I congratulate the hon. Member for Romford (Mr. Neubert) on his good fortune once again in winning a place in the Ballot for a motion on a Friday. I believe that this is the second time the hon. Gentleman has won it since he has been a Member of the House.

The hon. Gentleman's actions and those of his party somewhat belie the terms of the motion. He asks the Government to intervene and do something about increased investment in industry. Every time the Government try to do this in any of our major industries, however, the hon. Gentleman and his hon. Friends do everything they possibly can to prevent the Government carrying out such a policy. What the hon. Gentleman said in his speech bore no real relationship to his motion.

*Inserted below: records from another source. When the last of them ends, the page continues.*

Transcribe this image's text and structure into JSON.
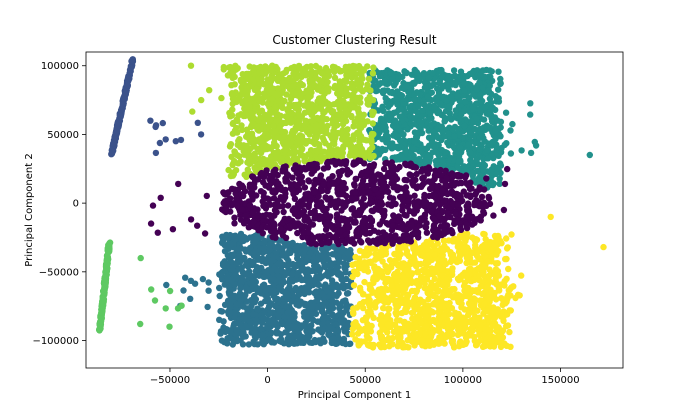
{
  "chart_data": {
    "type": "scatter",
    "title": "Customer Clustering Result",
    "xlabel": "Principal Component 1",
    "ylabel": "Principal Component 2",
    "xlim": [
      -93000,
      182000
    ],
    "ylim": [
      -120000,
      110000
    ],
    "xticks": [
      -50000,
      0,
      50000,
      100000,
      150000
    ],
    "yticks": [
      -100000,
      -50000,
      0,
      50000,
      100000
    ],
    "xtick_labels": [
      "−50000",
      "0",
      "50000",
      "100000",
      "150000"
    ],
    "ytick_labels": [
      "−100000",
      "−50000",
      "0",
      "50000",
      "100000"
    ],
    "grid": false,
    "legend": "none",
    "series": [
      {
        "color": "#440154",
        "region": "center ellipse",
        "center": [
          45000,
          0
        ],
        "extent_x": [
          -25000,
          115000
        ],
        "extent_y": [
          -30000,
          33000
        ]
      },
      {
        "color": "#3b528b",
        "region": "line upper",
        "line_from": [
          -80000,
          35000
        ],
        "line_to": [
          -69000,
          105000
        ]
      },
      {
        "color": "#2c728e",
        "region": "lower left",
        "extent_x": [
          -25000,
          43000
        ],
        "extent_y": [
          -103000,
          -22000
        ]
      },
      {
        "color": "#21918c",
        "region": "upper right",
        "extent_x": [
          52000,
          120000
        ],
        "extent_y": [
          10000,
          97000
        ]
      },
      {
        "color": "#5ec962",
        "region": "line lower",
        "line_from": [
          -86000,
          -93000
        ],
        "line_to": [
          -81000,
          -28000
        ]
      },
      {
        "color": "#addc30",
        "region": "upper left",
        "extent_x": [
          -20000,
          55000
        ],
        "extent_y": [
          18000,
          100000
        ]
      },
      {
        "color": "#fde725",
        "region": "lower right",
        "extent_x": [
          43000,
          125000
        ],
        "extent_y": [
          -105000,
          -22000
        ]
      }
    ]
  }
}
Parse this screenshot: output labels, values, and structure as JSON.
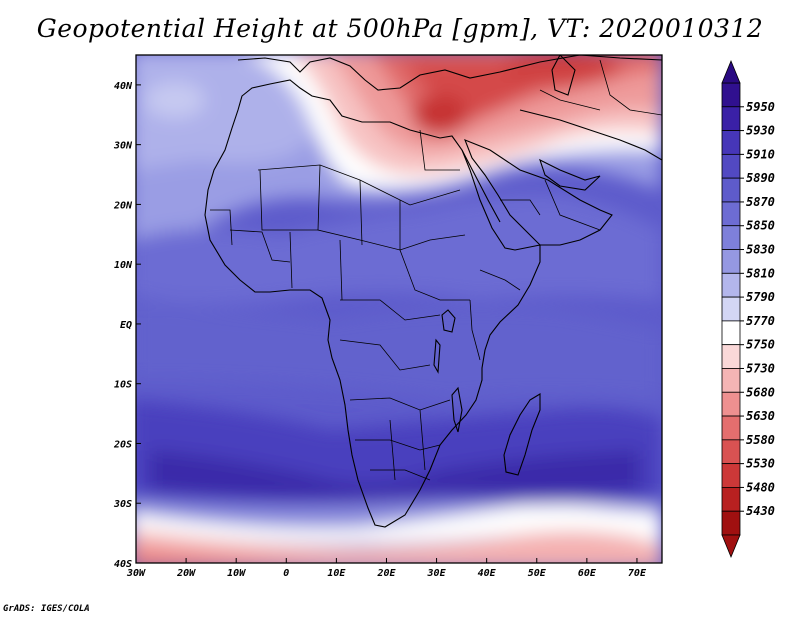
{
  "title": "Geopotential Height at 500hPa [gpm], VT: 2020010312",
  "credit": "GrADS: IGES/COLA",
  "map": {
    "lon_range": [
      -30,
      75
    ],
    "lat_range": [
      -40,
      45
    ],
    "x_ticks": [
      "30W",
      "20W",
      "10W",
      "0",
      "10E",
      "20E",
      "30E",
      "40E",
      "50E",
      "60E",
      "70E"
    ],
    "x_tick_values": [
      -30,
      -20,
      -10,
      0,
      10,
      20,
      30,
      40,
      50,
      60,
      70
    ],
    "y_ticks": [
      "40N",
      "30N",
      "20N",
      "10N",
      "EQ",
      "10S",
      "20S",
      "30S",
      "40S"
    ],
    "y_tick_values": [
      40,
      30,
      20,
      10,
      0,
      -10,
      -20,
      -30,
      -40
    ]
  },
  "colorbar": {
    "labels": [
      "5950",
      "5930",
      "5910",
      "5890",
      "5870",
      "5850",
      "5830",
      "5810",
      "5790",
      "5770",
      "5750",
      "5730",
      "5680",
      "5630",
      "5580",
      "5530",
      "5480",
      "5430"
    ],
    "colors": [
      "#30108f",
      "#3a20a6",
      "#4636b8",
      "#5249c2",
      "#5e5bcb",
      "#6d6cd3",
      "#7e80da",
      "#9598e2",
      "#b3b6ec",
      "#d3d6f5",
      "#ffffff",
      "#fad8d8",
      "#f5b5b5",
      "#ee9090",
      "#e46e6e",
      "#d95252",
      "#cc3838",
      "#b82020",
      "#a01010"
    ]
  }
}
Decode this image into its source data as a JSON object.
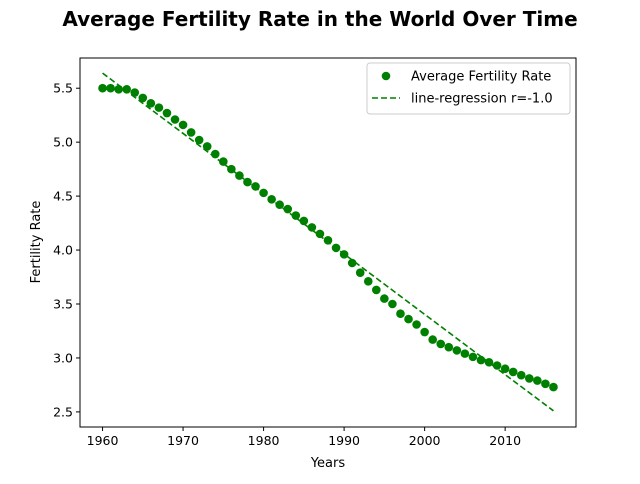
{
  "chart_data": {
    "type": "scatter",
    "title": "Average Fertility Rate in the World Over Time",
    "xlabel": "Years",
    "ylabel": "Fertility Rate",
    "xlim": [
      1957.2,
      2018.8
    ],
    "ylim": [
      2.36,
      5.78
    ],
    "xticks": [
      1960,
      1970,
      1980,
      1990,
      2000,
      2010
    ],
    "yticks": [
      2.5,
      3.0,
      3.5,
      4.0,
      4.5,
      5.0,
      5.5
    ],
    "grid": false,
    "legend_position": "top-right",
    "colors": {
      "series": "#008000",
      "axes": "#000000",
      "background": "#ffffff"
    },
    "series": [
      {
        "name": "Average Fertility Rate",
        "kind": "scatter",
        "x": [
          1960,
          1961,
          1962,
          1963,
          1964,
          1965,
          1966,
          1967,
          1968,
          1969,
          1970,
          1971,
          1972,
          1973,
          1974,
          1975,
          1976,
          1977,
          1978,
          1979,
          1980,
          1981,
          1982,
          1983,
          1984,
          1985,
          1986,
          1987,
          1988,
          1989,
          1990,
          1991,
          1992,
          1993,
          1994,
          1995,
          1996,
          1997,
          1998,
          1999,
          2000,
          2001,
          2002,
          2003,
          2004,
          2005,
          2006,
          2007,
          2008,
          2009,
          2010,
          2011,
          2012,
          2013,
          2014,
          2015,
          2016
        ],
        "y": [
          5.5,
          5.5,
          5.49,
          5.49,
          5.46,
          5.41,
          5.36,
          5.32,
          5.27,
          5.21,
          5.16,
          5.09,
          5.02,
          4.96,
          4.89,
          4.82,
          4.75,
          4.69,
          4.63,
          4.59,
          4.53,
          4.47,
          4.42,
          4.38,
          4.32,
          4.27,
          4.21,
          4.15,
          4.09,
          4.02,
          3.96,
          3.88,
          3.79,
          3.71,
          3.63,
          3.55,
          3.5,
          3.41,
          3.36,
          3.31,
          3.24,
          3.17,
          3.13,
          3.1,
          3.07,
          3.04,
          3.01,
          2.98,
          2.96,
          2.93,
          2.9,
          2.87,
          2.84,
          2.81,
          2.79,
          2.76,
          2.73
        ]
      },
      {
        "name": "line-regression r=-1.0",
        "kind": "line",
        "style": "dashed",
        "x": [
          1960,
          2016
        ],
        "y": [
          5.64,
          2.51
        ]
      }
    ]
  }
}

At one stage in his speech the hon. Gentleman referred to the report last weekend from the Cambridge Economics Group, and its gloomy predictions for this country. I think that the hon. Gentleman surpassed the Cambridge Economists with his own gloomy predictions for the country in the very near future, although he is not usually the sort of Member to adopt a very gloomy attitude. This morning, however, the hon. Gentleman has been spreading gloom rather like a farmer spreads muck on his fields. I am surprised that at a time like this, just before the Budget, we should find ourselves listening to a gloomy speech of that type.

In just a few moments the hon. Gentleman glossed over such matters as taxation, investment, the Price Code, the oil crisis, profitability, unemployment, productivity and dividend restraint. He went through all those subjects extremely rapidly as though they were of secondary importance and could be dismissed in moments. However, each of the subjects on which he touched is sufficiently important to justify a motion to itself and for the House to spend a day discussing it.

I took exception to several of the items which the hon. Gentleman discussed. He sought to blame our ills on the ordinary person below the executive class. He spoke of people getting a full week's pay for half a week's work.